Your Friend in Japan

The Future of Women in Japan, and What is “Anime”?

Written by HotAnime

Recently I came across a picture of Wal-Mart’s “anime” selection on the Internet, showing a dozen or so Western animated films like Ice Age, Kung-Fu Panda and Garfield being sold as “anime.” This is terribly annoying to true fans, who object to the mis-use of their beloved label…although in truth, the term might be harder to define than some of us realize. We generally agree that “anime” refers to animation from Japan, but what about Re:Zero, which is partially animated in Vietnam? How about the fact that Pet Girl of Sakura-sou was done by South Korean animators, who inserted some local cultural jokes into the show for fun? We know that “anime” is always the opposite of whatever mediocre feculence Hollywood is trying to sell us this week…yet acclaimed shows like Gate and Accel World were funded and distributed by Warner Bros. Of course the nuance of any word is likely to shift when you change countries, for example in Korea some fans draw a distinction between “anime” (from Japan) and “manhwa animation” like Freezing, which is based on a comic by a Korean artist. And how about in Japan? Here it’s common for any animation to be referred to as “anime”…including the works of Disney (ugh). Now my only question is…what kind of anime is Touhou?

Japan is an amazing country that has achieved a high degree of peace and prosperity for its people. One aspect of the Japanese life I’ve always been impressed by is the way that, by and large, women are able to either choose to work as full-time housewives, or else take five years off from their careers to raise children then return to the workplace without undue economic strain if they want, something that would be difficult in the U.S. As Japan faces increasing labor crunches — the unemployment rate is just 3.2%, and some business activities are being curtailed due to there being no one to work — a new idea is being considered by the Japanese government: to curtail the current rule that allows women listed as dependents of their households to avoid paying income taxes if they earn less than 1 million yen (around $10,000) per year.
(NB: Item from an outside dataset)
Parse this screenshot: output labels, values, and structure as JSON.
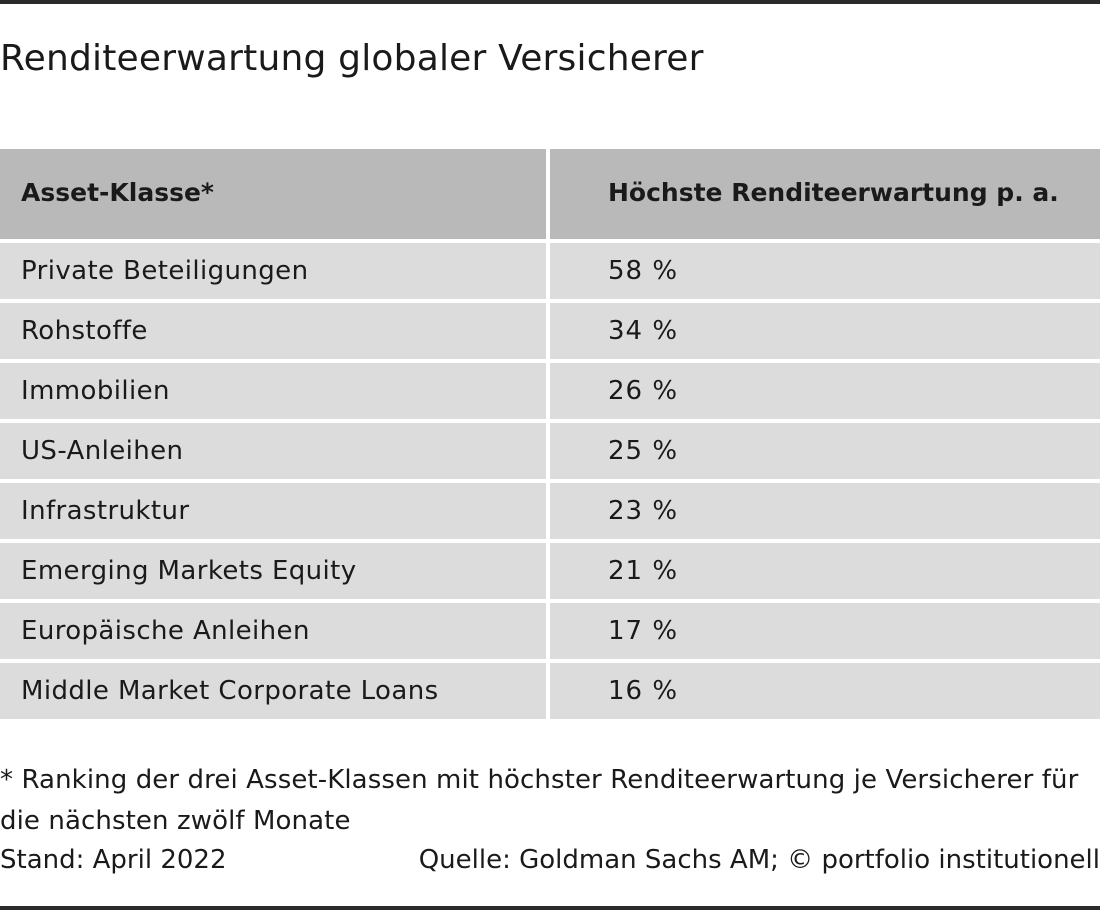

The rule allows women to work a little without paying taxes, but (the thinking goes) creates a psychological barrier that keeps them from wanting to really earn a proper salary and contribute to Japan’s economy. After running J-List for near 20 years, I’d have to say this rule really needs to be repealed, as we’ve had many amazing female employees who were unable to live up to their potential because of that silly annual income limit.